The stable 3.6.4 release is planned for March 5th.

3 Likes

I am afraid I have found a regression - some imports are falsely reported as unused. RC1 already exhibited the issue, unfortunately I did not test my project against it. Reported as 3.6.4 regression - false positive warnings: unused imports · Issue #22690 · scala/scala3 · GitHub

Thank you reporting this one.
Unfortunately some time ago we’ve introduced a cutoff policy for RC releases so that we can fixed amount of time to find and fix regressions, to address issues with multiple releases for the same minor due to multiple bugfix releases (e.g. 3.6.1-RC1 being blocked by not yet released 3.5.0 (-RC7))
In the 3.6.4-RC2 (5 weeks after RC1) we’ve reverted all changes that introduced a known regressions that we were not able to fix in that period. Unless any critical issue would occur (e.g. detected binary compatibility breakage, CVE, etc.) we don’t plan any additional release candidates and the RC2 would be nominated to final release.
This means this regression is unlikely to be fixed in 3.6.4, but we’d try our best to have it fixed in 3.7.0 (either in RC1 planned for March 12th or backported in successor RC)

1 Like

Thanks for clarification.

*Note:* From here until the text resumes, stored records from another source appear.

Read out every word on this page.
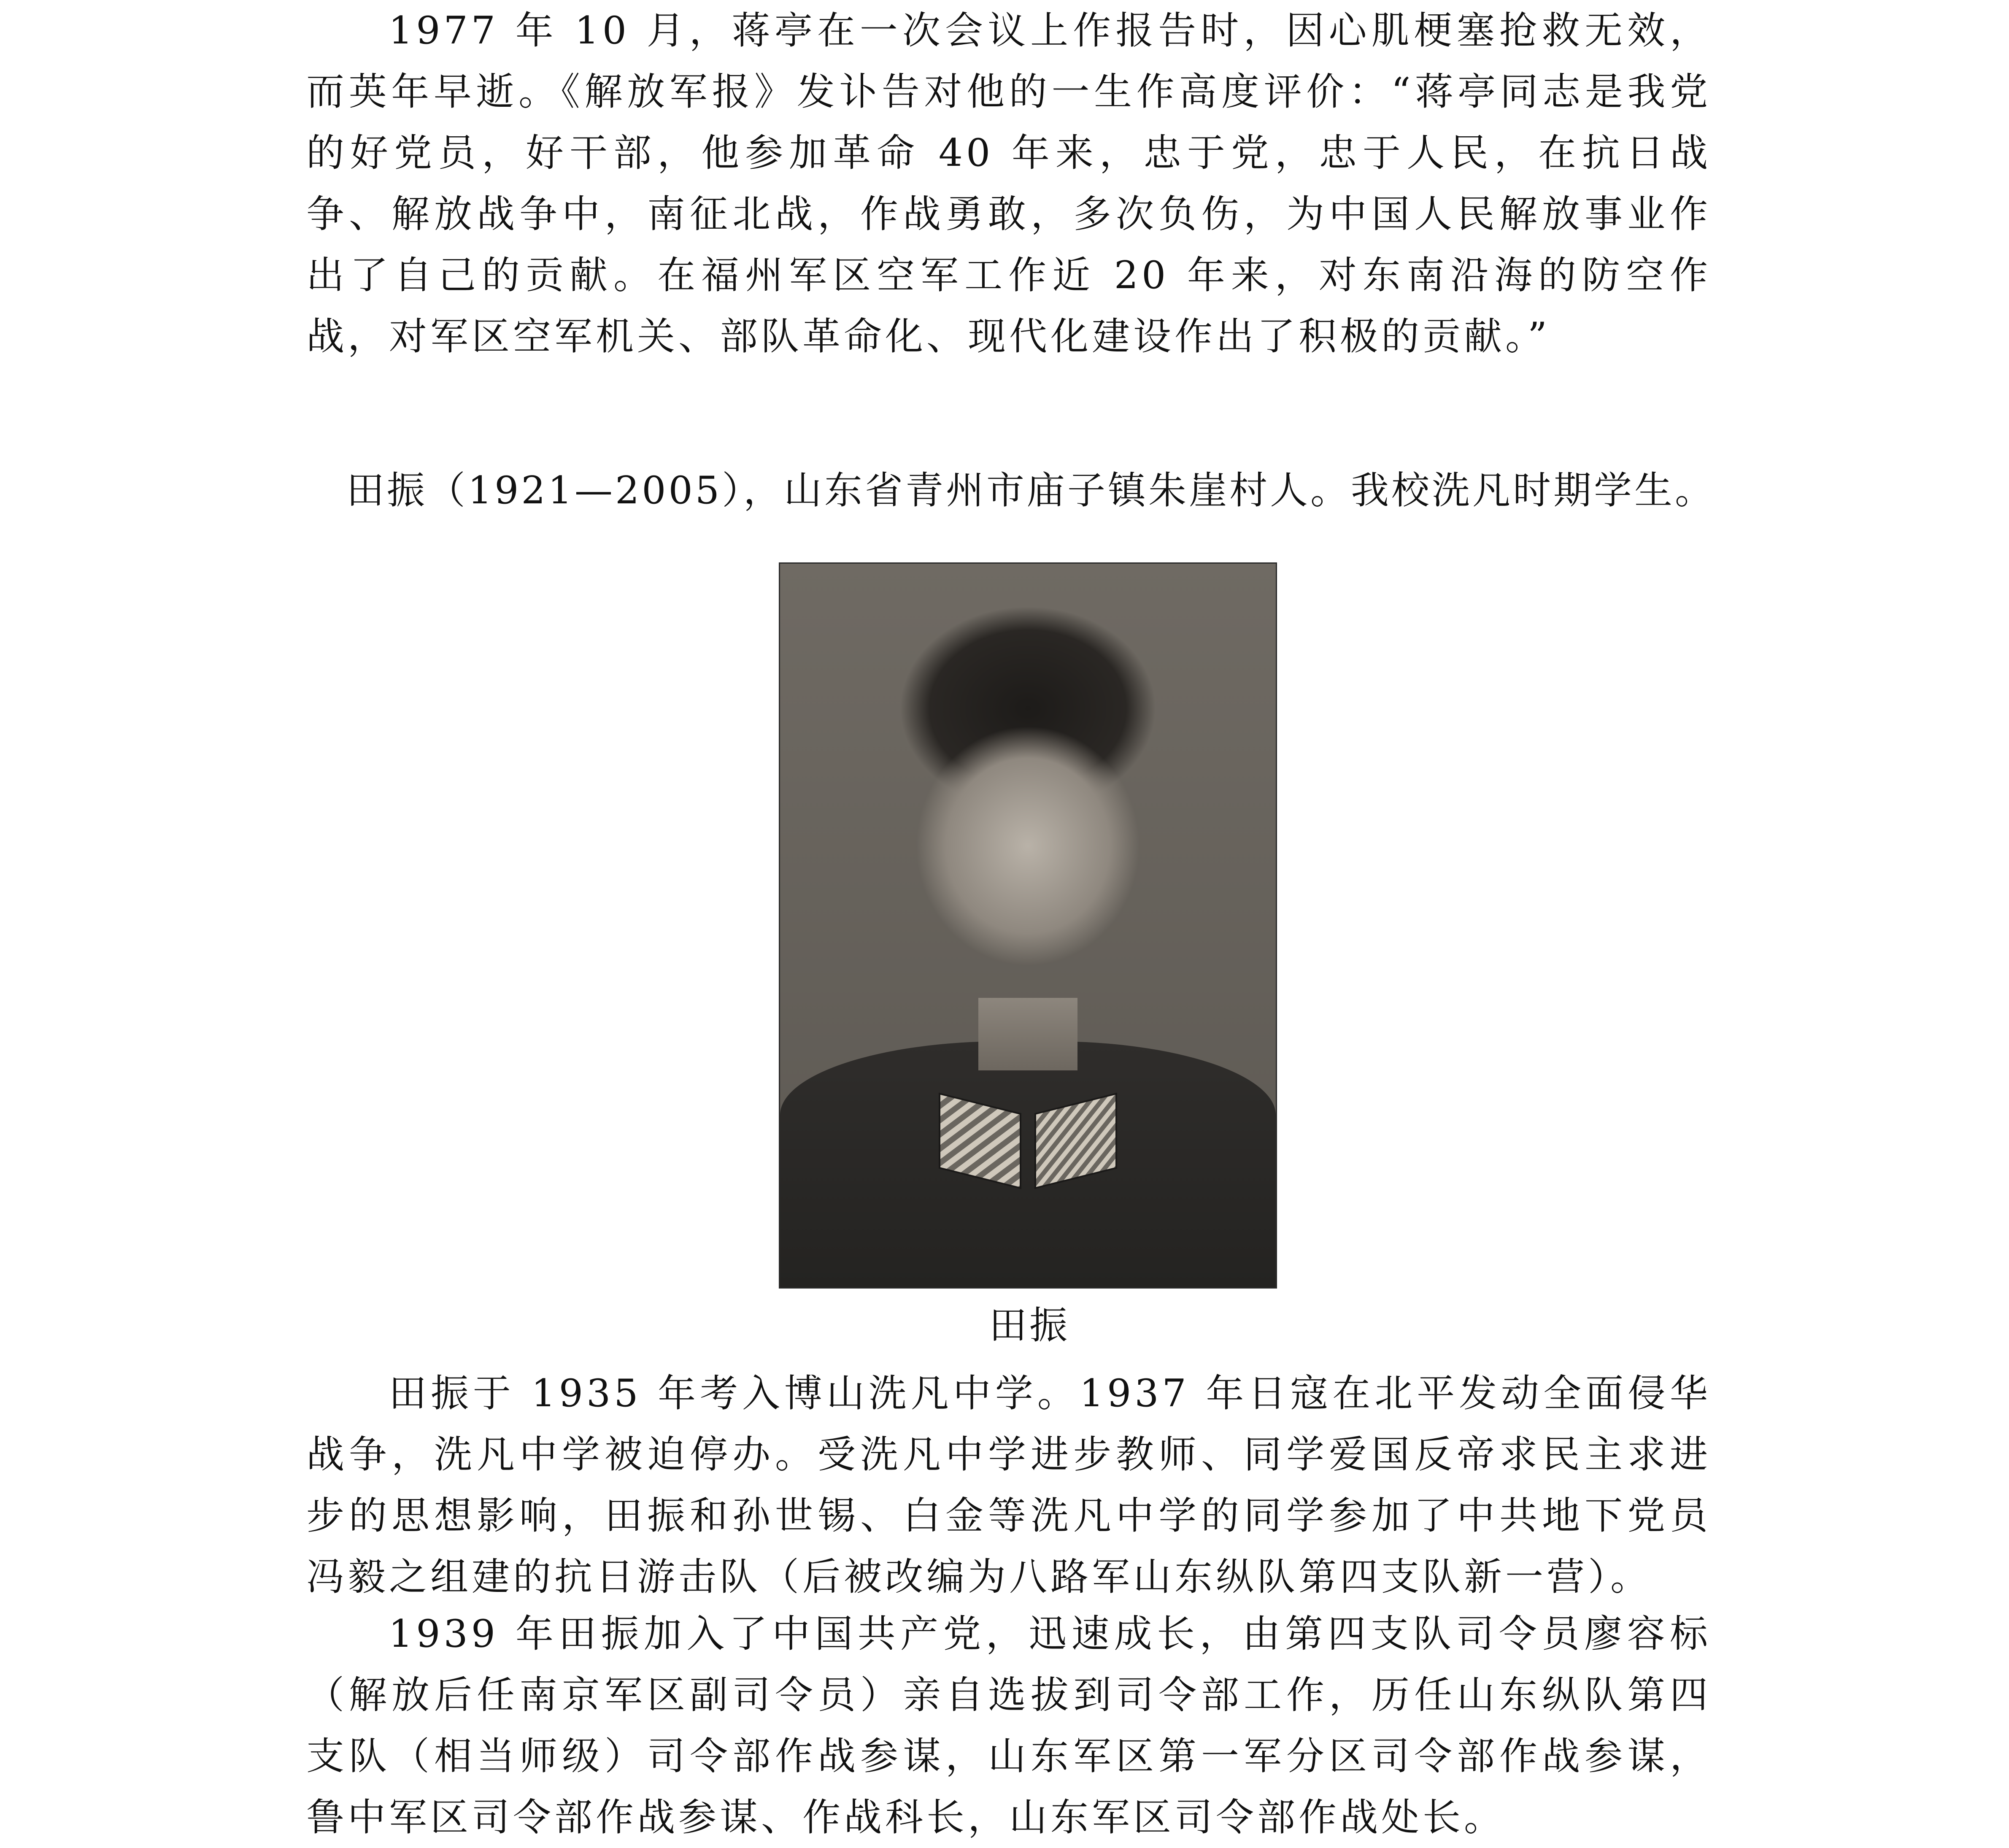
1977 年 10 月，蒋亭在一次会议上作报告时，因心肌梗塞抢救无效，而英年早逝。《解放军报》发讣告对他的一生作高度评价：“蒋亭同志是我党的好党员，好干部，他参加革命 40 年来，忠于党，忠于人民，在抗日战争、解放战争中，南征北战，作战勇敢，多次负伤，为中国人民解放事业作出了自己的贡献。在福州军区空军工作近 20 年来，对东南沿海的防空作战，对军区空军机关、部队革命化、现代化建设作出了积极的贡献。”

田振（1921—2005），山东省青州市庙子镇朱崖村人。我校洗凡时期学生。

田振

田振于 1935 年考入博山洗凡中学。1937 年日寇在北平发动全面侵华战争，洗凡中学被迫停办。受洗凡中学进步教师、同学爱国反帝求民主求进步的思想影响，田振和孙世锡、白金等洗凡中学的同学参加了中共地下党员冯毅之组建的抗日游击队（后被改编为八路军山东纵队第四支队新一营）。

1939 年田振加入了中国共产党，迅速成长，由第四支队司令员廖容标（解放后任南京军区副司令员）亲自选拔到司令部工作，历任山东纵队第四支队（相当师级）司令部作战参谋，山东军区第一军分区司令部作战参谋，鲁中军区司令部作战参谋、作战科长，山东军区司令部作战处长。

As for my project, it can happily live with 3.6.3 until next release, I do not think any of 3.6.4 features is something we need.

The next planned release is 3.7.0. You can expect its first RC by the end of next week.

6 Likes

Is there an expected release date for 3.7.0? I thought it was planned for end of year, but if the first RC is due next week then maybe the final release will be earlier than I thought.

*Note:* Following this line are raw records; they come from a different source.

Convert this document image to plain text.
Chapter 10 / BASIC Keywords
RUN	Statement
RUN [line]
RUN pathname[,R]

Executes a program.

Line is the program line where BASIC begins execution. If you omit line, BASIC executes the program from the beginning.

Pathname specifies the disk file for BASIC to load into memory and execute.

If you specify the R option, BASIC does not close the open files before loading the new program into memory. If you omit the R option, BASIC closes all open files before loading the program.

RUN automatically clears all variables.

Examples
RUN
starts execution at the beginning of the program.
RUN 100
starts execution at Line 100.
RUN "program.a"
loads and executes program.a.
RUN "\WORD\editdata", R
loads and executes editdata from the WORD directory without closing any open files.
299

I’d like to know so I can decide what version to use in the next release of Mill 0.13.0

It’s typically ~6 weeks after cutoff / RC1, which would set us for final release no earlier then April 15th.

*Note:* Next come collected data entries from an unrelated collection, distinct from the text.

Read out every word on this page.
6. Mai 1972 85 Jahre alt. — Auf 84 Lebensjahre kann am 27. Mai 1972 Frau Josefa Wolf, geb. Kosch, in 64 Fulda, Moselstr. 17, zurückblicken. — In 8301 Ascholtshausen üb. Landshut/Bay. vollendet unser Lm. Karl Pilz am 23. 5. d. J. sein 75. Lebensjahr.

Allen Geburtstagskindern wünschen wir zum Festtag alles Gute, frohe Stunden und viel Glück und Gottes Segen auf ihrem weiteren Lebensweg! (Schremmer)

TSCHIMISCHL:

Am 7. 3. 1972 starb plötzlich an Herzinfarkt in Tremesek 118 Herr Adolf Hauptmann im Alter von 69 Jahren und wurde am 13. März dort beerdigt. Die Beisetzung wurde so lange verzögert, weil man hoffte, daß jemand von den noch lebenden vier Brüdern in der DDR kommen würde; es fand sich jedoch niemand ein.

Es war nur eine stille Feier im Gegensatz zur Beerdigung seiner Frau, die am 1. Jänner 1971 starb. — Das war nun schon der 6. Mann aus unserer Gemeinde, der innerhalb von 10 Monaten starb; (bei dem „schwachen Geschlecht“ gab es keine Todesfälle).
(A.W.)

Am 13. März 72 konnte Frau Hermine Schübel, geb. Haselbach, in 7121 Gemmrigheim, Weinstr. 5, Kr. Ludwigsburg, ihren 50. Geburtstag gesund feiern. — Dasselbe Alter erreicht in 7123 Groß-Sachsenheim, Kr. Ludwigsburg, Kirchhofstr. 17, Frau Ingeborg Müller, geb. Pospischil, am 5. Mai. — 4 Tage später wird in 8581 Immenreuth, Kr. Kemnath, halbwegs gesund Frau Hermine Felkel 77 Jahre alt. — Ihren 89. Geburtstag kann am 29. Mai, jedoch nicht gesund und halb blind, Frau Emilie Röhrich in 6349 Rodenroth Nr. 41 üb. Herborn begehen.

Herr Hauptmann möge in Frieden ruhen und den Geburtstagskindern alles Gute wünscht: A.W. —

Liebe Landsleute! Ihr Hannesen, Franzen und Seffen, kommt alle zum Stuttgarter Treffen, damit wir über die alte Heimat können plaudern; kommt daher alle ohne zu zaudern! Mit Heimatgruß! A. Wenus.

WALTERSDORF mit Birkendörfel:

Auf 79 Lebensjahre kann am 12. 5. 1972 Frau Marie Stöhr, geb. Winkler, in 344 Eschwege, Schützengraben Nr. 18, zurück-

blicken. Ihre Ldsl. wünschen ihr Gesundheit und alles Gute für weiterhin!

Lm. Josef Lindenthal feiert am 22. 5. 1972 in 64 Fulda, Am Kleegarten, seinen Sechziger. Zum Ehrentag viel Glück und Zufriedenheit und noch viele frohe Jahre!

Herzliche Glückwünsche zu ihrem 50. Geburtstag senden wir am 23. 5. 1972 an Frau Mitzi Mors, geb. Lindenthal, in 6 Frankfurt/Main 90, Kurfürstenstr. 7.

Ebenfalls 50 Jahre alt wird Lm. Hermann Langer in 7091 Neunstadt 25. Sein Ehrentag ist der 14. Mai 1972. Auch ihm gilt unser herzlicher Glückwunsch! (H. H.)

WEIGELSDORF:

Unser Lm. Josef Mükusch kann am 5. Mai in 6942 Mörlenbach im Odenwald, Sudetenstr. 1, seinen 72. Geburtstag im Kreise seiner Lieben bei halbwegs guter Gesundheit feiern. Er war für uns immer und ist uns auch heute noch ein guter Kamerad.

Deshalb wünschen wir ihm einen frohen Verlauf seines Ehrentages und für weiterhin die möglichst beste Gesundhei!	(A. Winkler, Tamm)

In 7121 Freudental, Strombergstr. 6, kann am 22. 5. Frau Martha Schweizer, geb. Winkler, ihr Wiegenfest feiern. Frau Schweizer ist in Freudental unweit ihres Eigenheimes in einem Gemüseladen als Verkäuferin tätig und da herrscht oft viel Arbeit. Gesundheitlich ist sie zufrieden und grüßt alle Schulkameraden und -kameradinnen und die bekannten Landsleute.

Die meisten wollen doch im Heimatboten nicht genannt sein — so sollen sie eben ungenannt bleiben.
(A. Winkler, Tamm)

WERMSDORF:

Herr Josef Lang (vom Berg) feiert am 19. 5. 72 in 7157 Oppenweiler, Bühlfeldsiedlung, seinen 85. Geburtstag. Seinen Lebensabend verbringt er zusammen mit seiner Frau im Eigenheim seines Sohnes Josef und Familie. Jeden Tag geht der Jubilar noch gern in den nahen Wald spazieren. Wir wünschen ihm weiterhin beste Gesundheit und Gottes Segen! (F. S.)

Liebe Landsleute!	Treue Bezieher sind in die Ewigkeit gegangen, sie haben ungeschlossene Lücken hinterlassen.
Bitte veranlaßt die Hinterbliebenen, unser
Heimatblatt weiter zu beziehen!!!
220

As for the version used for Mill I’d personally suggest 3.3 LTS with possible upgrade to next one (probably 3.9 LTS) in the future, because of the plugin system. Seems like sbt 2 is currently using Scala 3.6, but in my opinion they should stick to LTS as well, unless it is possible to have a seperation of an API for plugin authors published using LTS and actual application using whatever version author chooses.

3 Likes

Got it, thanks! Mill’s main branch currently is on 3.6 following SBT 2.0, we can see whether it’s feasible to use 3.3.x. IIRC some libraries hit compiler bugs thst necessitated 3.5 or above, so might not be feasible even if we wanted to

Are named tuples expected to be non-experimental (or under preview)?

Yes, stable, see Makes Named Tuples a stable feature in 3.7 by WojciechMazur · Pull Request #22753 · scala/scala3 · GitHub

iirc, we discussed it on the core team and saw no reason for this particular one to go through the preview stage

1 Like

Awesome! Thanks for the update and for all the work!